When Scottie Elliott met Katie at their very first beginners' Lindy Hop dance lesson, he had a strong feeling they were fated to be together.
Their love blossomed over the next six months, but was put to the ultimate test when Scottie sustained a traumatic brain injury.
The council worker was cycling in thick fog along the sea front at night when he crashed head first into an unlit bus shelter.
He wasn’t wearing a cycle helmet and his head took the full force of the impact, which caused his traumatic brain injury.
He spent four days in a coma and suffered damaged vertebrae, multiple facial fractures and a fractured skull.
Katie was told he may never wake up, or that if he did, he may no longer be the same person due to the extent of his injuries. But she was reassured by the support she received from hospital staff.
She said: “The staff at Hurstwood Park Hospital were just fantastic.
“When I went in I was so shocked and upset. This nurse sat with me and talked me through all the different possible outcomes.
“They were so brilliant. Not just what they did for Scottie but what they did for me, they made me cups of tea, they gave me hugs. They explained why I couldn’t go in and see him.”
Thankfully, Scottie woke up from his coma and knew exactly who Katie was.
“Over the next few days I felt the shock and the relief of being alive,” he said.
“But my life was suddenly turned upside-down. I was in pain, on morphine, having MRIs and surgical procedures.
“I was transported for scans and operations between hospitals, remaining in my hospital bed or on a gurney for three weeks. For somebody as active as I had been, that was very scary.”
Although doctors feared he may never walk again, Scottie dreamed of dancing with Katie once more.
We went through so much together in those whirlwind months after our first dance.
“I knew if we could make it through that we could get through anything together.”
Katie constantly stayed by his side while he was in his coma, then drove the 50-mile round trip to visit him at Hurstwood Park Brain Injury Unit every day throughout his recovery.
Initially, Scottie was unable to grip with his right hand while doctors also feared he would be unable to walk.
“Although I could move my legs, I was unable to walk,” said Scottie. “But I dreamed of wandering around my little garden, mountain-biking on the South Downs National Park and dancing again.”
Not long after taking his first tentative steps the couple shared a special moment – their first dance together since the accident.
“We like to do a Lindy Hop move called a ‘swing out’,” explained Katie. “We found ourselves alone in the corridor. We hadn't really been alone very much because he had been receiving so much care from the staff.

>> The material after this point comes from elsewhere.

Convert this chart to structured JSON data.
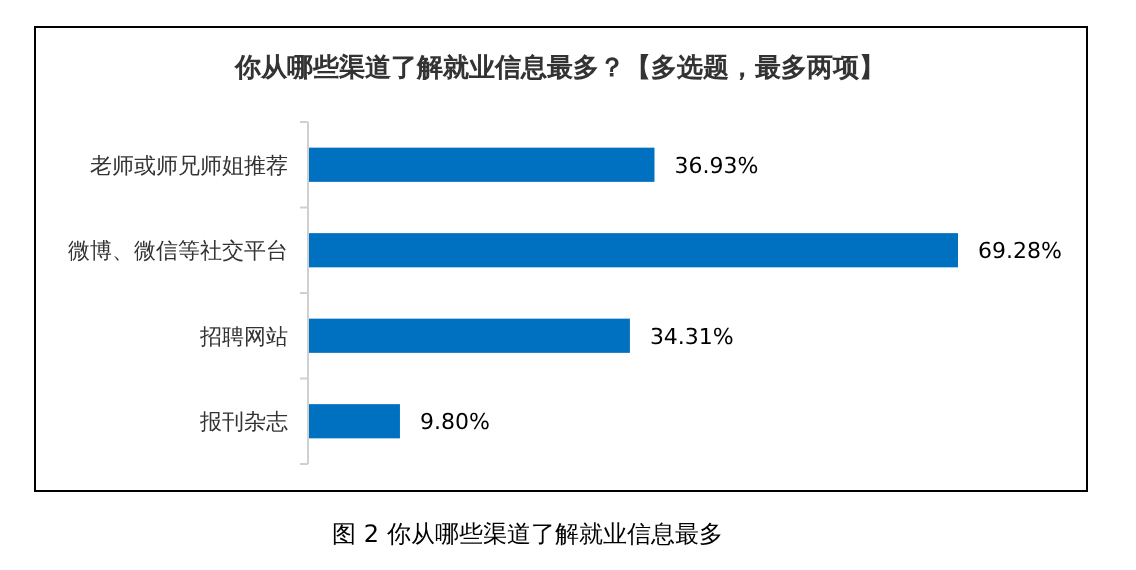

“In a rare unsupervised moment, we did the swing out. It was lovely – although very unglamorous as I’d helped him to the toilet!”
After going through such an ordeal in the few short months they had been together and coming out the other side, Scottie knew he wanted to spend the rest of his life with Katie.

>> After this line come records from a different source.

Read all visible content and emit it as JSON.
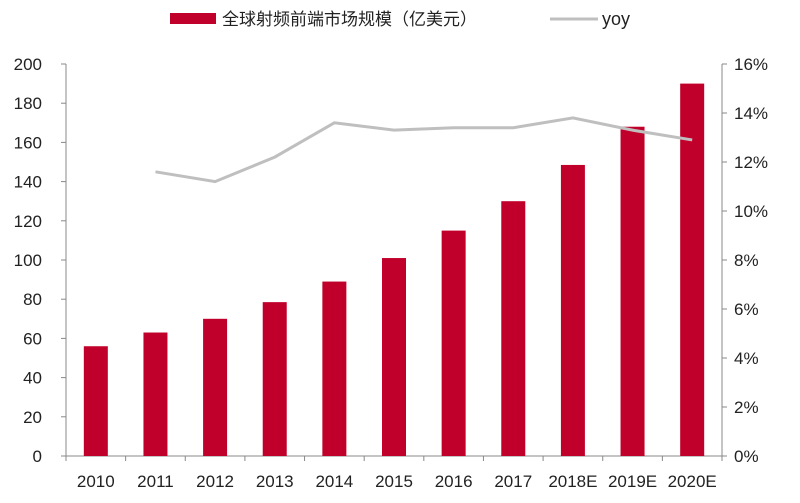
{
  "chart_data": {
    "type": "bar",
    "categories": [
      "2010",
      "2011",
      "2012",
      "2013",
      "2014",
      "2015",
      "2016",
      "2017",
      "2018E",
      "2019E",
      "2020E"
    ],
    "series": [
      {
        "name": "全球射频前端市场规模（亿美元）",
        "type": "bar",
        "axis": "left",
        "values": [
          56,
          63,
          70,
          78.5,
          89,
          101,
          115,
          130,
          148.5,
          168,
          190
        ]
      },
      {
        "name": "yoy",
        "type": "line",
        "axis": "right",
        "values": [
          null,
          11.6,
          11.2,
          12.2,
          13.6,
          13.3,
          13.4,
          13.4,
          13.8,
          13.3,
          12.9
        ]
      }
    ],
    "ylim": [
      0,
      200
    ],
    "yticks": [
      "0",
      "20",
      "40",
      "60",
      "80",
      "100",
      "120",
      "140",
      "160",
      "180",
      "200"
    ],
    "y2lim": [
      0,
      16
    ],
    "y2ticks": [
      "0%",
      "2%",
      "4%",
      "6%",
      "8%",
      "10%",
      "12%",
      "14%",
      "16%"
    ],
    "grid": false,
    "legend": "top",
    "colors": {
      "bar": "#c0002a",
      "line": "#bfbfbf"
    }
  }
}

Scottie said: “Perhaps above all it highlighted the love and devotion of a woman I had not known very long, but from that moment I knew that she was the one I wanted to spend the rest of my life with.
I knew that if we could get through this together with love, patience and even a little laughter, we could get through anything.
Just six months after the accident, Scottie took Katie on a romantic trip to Paris and proposed to her at a pavement café in the shadow of the Sacre-Coeur in Montmarte.
Katie said: “I wasn't expecting the proposal at the time, which was silly because everyone else was.
“In hindsight, a holiday to Paris was kind of obvious!
“After the accident, he knew I would be with him no matter what. I would have arrived at that conclusion as well, but the accident made it very clear just how much he mattered to me.”
Exactly one year after Scottie’s accident, the couple shared their first dance as a married couple at their wedding party on Brighton sea front, just metres from the spot where they almost lost each other forever.
The wedding really did bring a sense of closure to a year-long journey that had changed my life.
“It made a special day extra-special. Every year since, my wife and I have taken a walk along the seafront to where I suffered my brain injury.
“I still have some physiological issues, but my brain injury has undoubtedly made me a better person and has brought Katie and me even closer. I am eternally grateful to Headway and the NHS for my continuing recovery.”